Après une soirée du Nouvel An mouvementée en France, Le Parisien dresse le bilan des violences, ce jeudi 1er janvier 2026.
Comme chaque année, les festivités du Nouvel An, dans la nuit du 31 décembre au 1er janvier, ont été ponctuées de violences. Un bilan provisoire relayé par Le Parisien, en début de journée ce jeudi 1er janvier, dresse une première esquisse des heurts de la soirée.
En Loire-Atlantique, par exemple, le commissariat de Rezé a été visé par des tirs de mortiers. À Saint-Herblain et à Nantes, des véhicules ont également été incendiés. Le bilan en milieu de journée est encore plus lourd. À Marseille (Bouches-du-Rhône), un homme est décédé après avoir reçu cinq coups de couteau au thorax. La victime, âgée de 36 ans, était connue de la justice. À Chelles (Seine-et-Marne), un enfant de 12 ans a été retrouvé avec trois doigts en moins après avoir manipulé des engins pyrotechniques.
Nuit particulièrement agitée à Strasbourg
À Nice (Alpes-Maritimes), « plusieurs » véhicules ont été incendiés et les forces de l’ordre comptent « beaucoup » d’affrontements et d’arrestations. Un policier a été « légèrement » blessé. À Nîmes (Gard), « cinq ou six » feux de voitures se sont déclenchés.

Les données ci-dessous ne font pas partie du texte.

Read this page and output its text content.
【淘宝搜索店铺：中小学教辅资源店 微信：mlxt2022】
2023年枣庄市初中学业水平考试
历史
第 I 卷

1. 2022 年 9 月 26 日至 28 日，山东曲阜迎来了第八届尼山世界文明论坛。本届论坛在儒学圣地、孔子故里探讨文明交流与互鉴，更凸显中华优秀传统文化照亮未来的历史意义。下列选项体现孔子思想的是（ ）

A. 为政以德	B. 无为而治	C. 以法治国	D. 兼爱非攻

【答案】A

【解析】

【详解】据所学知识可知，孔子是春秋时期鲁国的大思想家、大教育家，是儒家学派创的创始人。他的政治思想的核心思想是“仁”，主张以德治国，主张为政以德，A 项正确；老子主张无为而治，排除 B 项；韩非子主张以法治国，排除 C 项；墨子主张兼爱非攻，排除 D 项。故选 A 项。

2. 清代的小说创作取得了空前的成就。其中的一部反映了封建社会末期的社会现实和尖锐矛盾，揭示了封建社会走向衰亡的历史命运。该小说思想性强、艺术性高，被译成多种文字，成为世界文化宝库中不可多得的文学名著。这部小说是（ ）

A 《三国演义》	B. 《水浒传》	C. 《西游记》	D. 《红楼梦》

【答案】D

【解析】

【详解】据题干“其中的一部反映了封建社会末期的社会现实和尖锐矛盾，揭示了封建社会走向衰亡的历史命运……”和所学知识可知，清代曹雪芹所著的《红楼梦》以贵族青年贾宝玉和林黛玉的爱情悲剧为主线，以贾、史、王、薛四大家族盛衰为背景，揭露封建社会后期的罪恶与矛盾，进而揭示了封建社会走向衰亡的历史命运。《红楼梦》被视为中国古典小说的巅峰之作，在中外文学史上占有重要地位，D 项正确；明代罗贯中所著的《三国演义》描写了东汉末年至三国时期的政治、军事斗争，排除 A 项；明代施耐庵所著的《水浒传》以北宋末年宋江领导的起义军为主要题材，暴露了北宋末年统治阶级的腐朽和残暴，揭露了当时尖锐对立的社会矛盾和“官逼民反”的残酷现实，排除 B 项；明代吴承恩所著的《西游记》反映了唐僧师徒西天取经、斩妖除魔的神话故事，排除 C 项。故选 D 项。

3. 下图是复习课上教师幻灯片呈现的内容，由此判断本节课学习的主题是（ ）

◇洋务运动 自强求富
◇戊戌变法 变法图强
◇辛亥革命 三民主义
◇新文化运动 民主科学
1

Les arrestations se sont succédé à Paris, où 125 personnes, dont une femme et 15 mineurs, ont été placées en garde à vue, détaille le parquet de Paris. Dans le VIIIe arrondissement de la capitale, cinq personnes ont été interpellées après des jets de bouteilles en verre sur des véhicules en stationnement et sur la voie publique. Parmi ces personnes, l’une d’elles a crié « Allahu akbar » au moment de l’intervention de la police.
Mais c’est peut-être à Strasbourg (Bas-Rhin) que la soirée a été la plus agitée. On y compte pas moins de 101 véhicules brûlés dans l’agglomération, 30 interpellations, et 25 agents de police blessés. Un jet de mortier a également embrasé un appartement. Plusieurs véhicules ont aussi été incendiés à Colmar et à Mulhouse.
Des policiers visés par des tirs de mortier
Nos confrères relevaient également en début de journée des affrontements avec des membres des forces de l’ordre à Bordeaux (Gironde), alors que des CRS ont été visés par des tirs de projectiles à Mantes-la-Jolie (Yvelines), où une quinzaine, au moins, de véhicules ont été brûlés. Aucun membre des forces de l’ordre n’a été blessé. Dans les Yvelines, 28 véhicules ont aussi été brûlés. Même scénario dans l’Essonne et dans le Haut-Rhin, où la soirée a été ponctuée de tirs de mortiers destinés aux forces de l’ordre et plusieurs dizaines de véhicules ont été incendiés.
À Rennes (Ille-et-Vilaine), les tensions étaient à leur comble lors de l’intervention de la police pour « faire cesser un attroupement d’une centaine d’individus ayant allumé un feu ». Ces derniers ont répondu en « jetant de nombreux projectiles et tirant des mortiers d’artifice sur les policiers » avant que les policiers ne répondent en faisant usage de gaz lacrymogène. Un policier a été légèrement blessé au bras.
90 000 policiers mobilisés dans le pays
En amont des festivités, Laurent Nuñez, ministre de l’Intérieur, a demandé aux préfets « une extrême fermeté » face aux débordements attendus. Il annonçait également la mobilisation de 90 000 policiers et gendarmes au total, dont 10 000 à Paris.
« La nuit de la Saint-Sylvestre, il y a beaucoup de gens qui sortent dans la rue pour fêter le passage à la nouvelle année. Il faut donc sécuriser toutes ces personnes », avait expliqué le ministre sur les ondes de France Inter, mardi 30 décembre, « Et puis il y a les traditionnelles violences urbaines de fin d’année qui se déroulent dans certains quartiers, où il y a des jets de mortier contre les forces de l’ordre… » Cette année encore, la soirée n’a pas dérogé à la tradition.